Hollywood Frippin’ It
Anyone who has ever visited the Low-Country and specifically the area around Fripp can attest to its natural beauty and landscape. While it normally attracts beach goers and lovers of all things sand and sea it also attracts another type of person. The filmmaker looking for the perfect setting and backdrop for the next blockbuster in Hollywood. Some of these films have clear Beaufort landmarks in their scenes, while others it may be less clear that Beaufort and Fripp are the location. With the Beaufort Film Festival coming up next week we felt it was worth sharing a few of the most memorable and well-documented instances of Beaufort and Fripp’s place in Hollywood.
This is one of those movies that just about everyone has seen and has given us phrases such as “Life is like a box of chocolates, you just never know what you’re gonna get” and for whatever reason, my personal favorite “Run Forrest, Run!”. The movie took place in Alabama, but most of the scenes portraying Alabama were actually filmed in Beaufort and on Fripp. To this day you can go into places like Gay Seafood or The Fripp Island Volunteer Fire Department and see a picture of a smiling young Tom Hanks from when he visited hanging up. While Hanks was already well known for his roles in “Big” and “Sleepless in Seattle”, no one really knew or expected Forrest Gump to become the classic that it did. Eventually, it went on to win the Academy Award for best picture and best director for Robert Zemeckis.
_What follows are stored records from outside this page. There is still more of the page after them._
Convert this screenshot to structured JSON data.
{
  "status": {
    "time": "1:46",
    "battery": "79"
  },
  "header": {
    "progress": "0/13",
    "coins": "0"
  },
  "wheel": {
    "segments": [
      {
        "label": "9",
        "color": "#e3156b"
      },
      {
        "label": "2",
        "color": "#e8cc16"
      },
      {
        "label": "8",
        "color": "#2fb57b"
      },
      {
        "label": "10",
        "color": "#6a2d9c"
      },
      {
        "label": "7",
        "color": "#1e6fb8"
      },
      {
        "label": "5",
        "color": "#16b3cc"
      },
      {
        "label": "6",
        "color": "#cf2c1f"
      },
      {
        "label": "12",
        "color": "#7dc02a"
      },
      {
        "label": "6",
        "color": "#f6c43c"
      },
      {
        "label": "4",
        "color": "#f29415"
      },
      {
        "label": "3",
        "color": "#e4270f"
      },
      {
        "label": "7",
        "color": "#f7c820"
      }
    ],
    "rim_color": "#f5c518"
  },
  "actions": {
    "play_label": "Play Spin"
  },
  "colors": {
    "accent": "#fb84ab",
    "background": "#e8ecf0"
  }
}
Some of the more prominent scenes filmed in Beaufort are the scene when Forrest goes on a run and is interviewed by reporters crossing over the downtown Woods Memorial bridge, shrimp boat scenes from Gay Seafood, and the Vietnam scenes. The Vietnam Scenes in particular are filmed on Fripp and with some computer simulations made to look like the mountains of Vietnam. Residents of Fripp during this time were told to expect “simulated gunfire” and “explosions” to make the battle scene. The volunteer fire department was on scene during the filming of simulated napalm scenes and had to battle a fire at one point that almost got out of control.
Another famous moment from the movie is scenes in which Forrest is trying his hand at shrimping. The boat used for those scenes was actually a boat called Miss Sherri, but of course goes by Jenny in the movie. Many of the scenes involving the boat were filmed in and around Hunting, Fripp, and Port Royal Landing. Interestingly enough if you remember the scene in which Forrest jumps from the boat to greet Lt. Dan in which it crashes, it actually caused it to begin to sink. Luckily they were able to fix it in time for it to finish the movie and gain a place in Hollywood forever.
Many other scenes are filmed nearby in Varnville, (West of Beaufort) Charleston, and of course the real and movie setting of Savannah as the place were Forrest tells strangers his story. If you ask, most everyone on Fripp during this time has a story to tell about the filming of Forrest Gump and meeting Tom Hanks.
Prince of Tides
Many will remember Nick Nolte’s performance as Tom Wingo in Prince of Tides. Fittingly Pat Conroy wrote the book it was based on and drew inspiration from Fripp itself as the initial setting of the story. Pat himself owned a house on Fripp for many years that is now for sale. Other than the obvious reasons for making Fripp the setting of the movie, many attributed its beautiful beach as a reason for doing so. The crew wanted a beach that looked like everyone’s idea of what a beach should look like and with Fripp’s long sandy beach and great width at low tide it was the perfect match. The shrimp boat used for a few of the scenes in the movie can actually still be found at Gay Seafood on St. Helena, but you might want to hurry if you want to get a glimpse of it. It has been in disrepair for many years and is hardly even still in boat form.
The Jungle Book (1994)
Many residents from the early nineties can remember the filming of The Jungle Book because of the abundance of exotic animals brought to the island during this time. From elephants to tigers it was necessary to bring in these live animals to create the appearance that Fripp was actually deep in the jungle in India.
Part of what would eventually become the Ocean Creek Course was the setting for the jungle scenes and of course the whole area looked much different back then. In fact, William S. Murray III who worked on the film says “they chose to shoot on Fripp Island because we had permission to burn and blow up just about anything as it was all scheduled to be bulldozed anyway to build the golf course.”
These three movies had a great impact on Fripp and its residents back in the day and certainly gave everyone involved something to remember. With the way the movie industry is becoming more prominent in Georgia, one has to hope that we may yet see more movies made in the area. After all, we know better than anyone just how picturesque the island and surrounding area is and with The Beaufort Film Festival going on 13 years and gaining prominence we may get our chance.